The Anthropocene

I wrote yesterday about the North American cod stocks that have practically disappeared during the last century as a result of overfishing. Needless to say, this is just one of many species that humans have had a seriously detrimental effect upon in their shaping of the Earth. An article from The Economist this May discusses the geological forces that humans have had on the Earth, focusing on topics like the carbon cycle or nitrogen fixation rather than species extinction.

Paul Crutzen and Eugene Stoermer coined the term “Anthropocene” in 2000 to classify what they see as a new age on the geological time scale, and the fairly abrupt and sharp decline of cod may be one of the many changes visible in the fossil record thousands or millions of years from now. As you can see in the image below, we are currently in the Holocene, but Crutzen and Stoermer, along with many other scientists, including several of those in the International Commission on Stratigraphy (which arbitrates the geological time scale), believe that we have entered an age primarily shaped by Homo sapiens.

Image from The Economist

The clearest evidence for the system working differently in the Anthropocene comes from the recycling systems on which life depends for various crucial elements. In the past couple of centuries people have released quantities of fossil carbon that the planet took hundreds of millions of years to store away.
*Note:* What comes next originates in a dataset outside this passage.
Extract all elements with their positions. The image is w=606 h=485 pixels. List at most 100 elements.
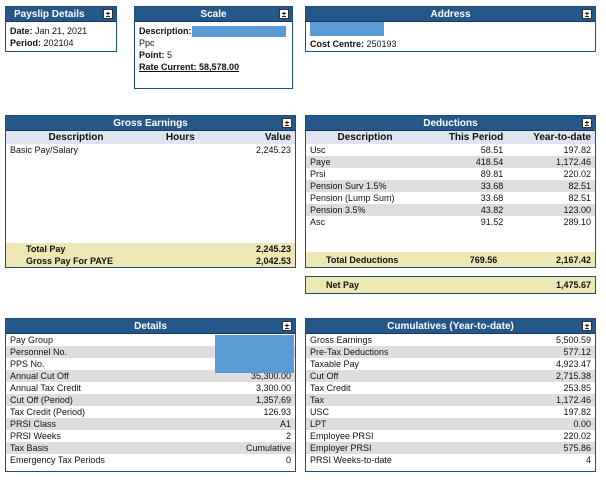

This has given them a commanding role in the planet’s carbon cycle.

I’m sure most of you have heard about the carbon dioxide evidence more than enough times, so I’ll go straight to the information that surprised me most:

By adding industrial clout to the efforts of the microbes that used to do the job singlehanded, humans have increased the annual amount of nitrogen fixed on land by more than 150%. Some of this is accidental. Burning fossil fuels tends to oxidise nitrogen at the same time. The majority is done on purpose, mostly to make fertilisers … About 40% of the nitrogen in the protein that humans eat today got into that food by way of artificial fertiliser. There would be nowhere near as many people doing all sorts of other things to the planet if humans had not sped the nitrogen cycle up … It is also worth noting that unlike many of humanity’s other effects on the planet, the remaking of the nitrogen cycle was deliberate.
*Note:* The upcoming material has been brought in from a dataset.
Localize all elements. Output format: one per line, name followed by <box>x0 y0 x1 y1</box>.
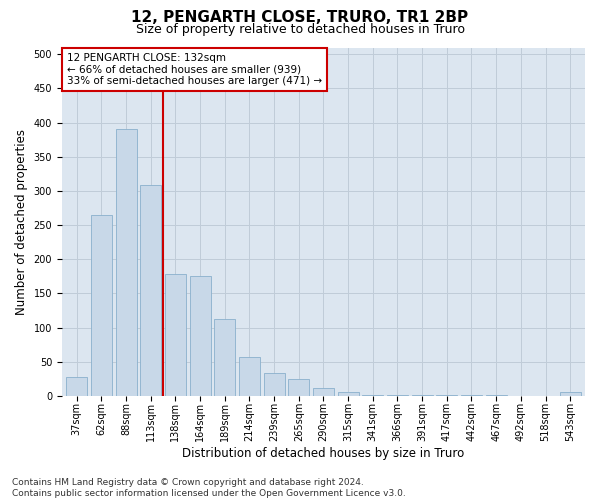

Add to these chemical changes the countless species lost, domesticated, and allowed to become invasive; the millions of miles of concrete and metal that will become part of the geological record; the alterations in climate; and several other effects that we’ve had on our planet, and the classification of our age as the “Anthropocene” doesn’t necessarily need to remind us of geocentrism. At least in this case we have accurate evidence to back the theory up.